Saturday, August 6, 2011

Captain's Log, Day 40: Is Sarcasm a Superpower?

          I got to see Captain America today!
          For those of you who haven't seen it yet, I highly advise you do, so I'll try not to spoil the movie for you. To sum it up, it's awesome. I would totally build a shield and try some of the moves C.A. pulled off, if all my metal resources weren't being used on my Ironman suit.
          I think I'd make a pretty good superhero. I've got no problem with dangerous situations (as evidenced), have decent reflexes (ask my brother!), and am completely hopeless with girls (so I'd never have to deal with messy relationship issues when I should be concentrating on tracking down criminals or evil overlords).
          The only thing I can't decide is what my trademark weapon should be. Ironman has the suit, Captain America has the shield, Thor has the hammer, Chuck Norris has The Roundkick...seems like all the good weapons are taken. I would probably go with dual katanas as my trademark, but I'm definitely carrying some handguns for longer-range work. My ideal arsenal would be eight guns, two katanas, and two knives. And maybe some kind of metal forearm/hand protector, so I don't hurt myself when I try to do something stupid, like block a knife with my hand.
          Believe it or not, I actually have a suit design made up in my mind. Unfortunately, I can't draw, so you can't see it. I would hire my sister, but I'm not that dedicated to being mocked. It's very ninja-like, though.
          I do have a weakness, though (besides my sarcasm, although I might argue that it might actually be a superpower)--I can't work in groups very well. I prefer to fight solo, on the rational that if something stupid happens, the only person I can blame is myself. Also, I don't want to accidentally take out teammates. That's typically frowned upon in superhero society. On the other hand, this is a better weakness than, say, kryptonite. Let me illustrate...

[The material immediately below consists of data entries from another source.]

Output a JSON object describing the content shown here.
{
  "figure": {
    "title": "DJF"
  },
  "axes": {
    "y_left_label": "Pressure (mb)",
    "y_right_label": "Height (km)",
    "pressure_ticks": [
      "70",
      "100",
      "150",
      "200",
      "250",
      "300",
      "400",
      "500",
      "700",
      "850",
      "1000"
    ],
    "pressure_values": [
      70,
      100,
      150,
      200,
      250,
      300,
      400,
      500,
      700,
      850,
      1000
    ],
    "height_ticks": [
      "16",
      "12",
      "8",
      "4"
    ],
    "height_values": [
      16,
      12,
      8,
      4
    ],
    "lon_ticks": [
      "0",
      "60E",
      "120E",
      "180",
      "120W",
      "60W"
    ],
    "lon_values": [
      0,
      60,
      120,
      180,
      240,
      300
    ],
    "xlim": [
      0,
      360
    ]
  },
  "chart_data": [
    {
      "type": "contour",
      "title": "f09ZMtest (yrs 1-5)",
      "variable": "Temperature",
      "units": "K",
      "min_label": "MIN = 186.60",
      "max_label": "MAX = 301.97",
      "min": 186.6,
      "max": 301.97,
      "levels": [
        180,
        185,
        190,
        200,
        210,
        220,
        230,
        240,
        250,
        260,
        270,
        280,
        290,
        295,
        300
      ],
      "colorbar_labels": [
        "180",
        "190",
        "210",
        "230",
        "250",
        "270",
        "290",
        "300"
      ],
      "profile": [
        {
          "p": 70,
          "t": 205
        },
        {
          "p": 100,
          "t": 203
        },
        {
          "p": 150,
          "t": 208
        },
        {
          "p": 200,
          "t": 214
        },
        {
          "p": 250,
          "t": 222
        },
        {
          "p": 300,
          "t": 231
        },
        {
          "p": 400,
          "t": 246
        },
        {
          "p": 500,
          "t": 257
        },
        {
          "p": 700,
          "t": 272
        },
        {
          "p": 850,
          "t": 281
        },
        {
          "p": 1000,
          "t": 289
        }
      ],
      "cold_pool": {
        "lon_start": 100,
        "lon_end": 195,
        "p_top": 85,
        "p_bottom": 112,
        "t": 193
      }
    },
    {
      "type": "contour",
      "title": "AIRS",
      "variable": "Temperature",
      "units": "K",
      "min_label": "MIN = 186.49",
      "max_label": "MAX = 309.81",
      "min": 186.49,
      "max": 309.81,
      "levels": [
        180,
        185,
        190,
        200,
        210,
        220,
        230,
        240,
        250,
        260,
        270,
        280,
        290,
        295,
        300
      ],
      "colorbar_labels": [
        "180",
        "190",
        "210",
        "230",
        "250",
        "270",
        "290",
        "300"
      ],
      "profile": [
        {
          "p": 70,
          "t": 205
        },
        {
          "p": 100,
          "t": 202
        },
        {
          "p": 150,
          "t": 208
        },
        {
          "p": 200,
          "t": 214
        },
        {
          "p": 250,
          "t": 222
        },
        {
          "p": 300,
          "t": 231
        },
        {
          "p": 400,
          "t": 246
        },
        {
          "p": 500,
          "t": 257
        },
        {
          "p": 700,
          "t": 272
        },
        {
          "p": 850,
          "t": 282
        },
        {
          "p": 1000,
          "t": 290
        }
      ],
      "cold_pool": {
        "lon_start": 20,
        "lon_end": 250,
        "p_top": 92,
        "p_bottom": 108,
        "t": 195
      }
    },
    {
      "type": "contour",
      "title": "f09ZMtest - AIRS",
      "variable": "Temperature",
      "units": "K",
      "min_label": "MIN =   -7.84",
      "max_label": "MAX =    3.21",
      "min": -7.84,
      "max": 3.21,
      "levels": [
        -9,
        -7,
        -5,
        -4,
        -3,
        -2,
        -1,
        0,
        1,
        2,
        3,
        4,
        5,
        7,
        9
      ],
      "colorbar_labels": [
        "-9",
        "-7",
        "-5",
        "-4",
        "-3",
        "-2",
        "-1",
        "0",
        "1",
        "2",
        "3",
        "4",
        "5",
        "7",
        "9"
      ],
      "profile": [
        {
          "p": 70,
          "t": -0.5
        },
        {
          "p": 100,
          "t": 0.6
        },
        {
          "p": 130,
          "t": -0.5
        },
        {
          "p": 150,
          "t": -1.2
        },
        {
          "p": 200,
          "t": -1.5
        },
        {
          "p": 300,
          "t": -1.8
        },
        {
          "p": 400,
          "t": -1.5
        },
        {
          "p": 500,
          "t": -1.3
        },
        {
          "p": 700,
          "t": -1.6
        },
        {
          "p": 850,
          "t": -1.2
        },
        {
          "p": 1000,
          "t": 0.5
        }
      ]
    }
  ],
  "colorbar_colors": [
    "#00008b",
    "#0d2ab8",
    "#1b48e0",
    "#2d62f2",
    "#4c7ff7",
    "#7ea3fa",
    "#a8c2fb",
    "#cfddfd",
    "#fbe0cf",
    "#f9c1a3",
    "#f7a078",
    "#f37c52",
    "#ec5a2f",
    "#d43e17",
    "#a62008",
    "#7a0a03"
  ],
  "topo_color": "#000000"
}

          Superman: "Surrender!"
          Evil guy: "Look, kryptonite!"
          Superman: "AAAAAAaaaakkk...."
 
          Me: "Surrender!"
          Evil guy: "Look! Here's a group you need to work with!"
          Me: "Whatever, I'll just blame them if you escape. Come on, hands up..."
          Evil guy: "Why can't you be allergic to kryptonite or cats or something?"
          Me: "I could fake a sneeze if it would make you feel better."
          Evil guy: "Could you let me escape, too?"

          Hmm, I appear to be a little overqualified, but that's a good thing, right? So where the heck is my letter from S.H.I.E.L.D.?????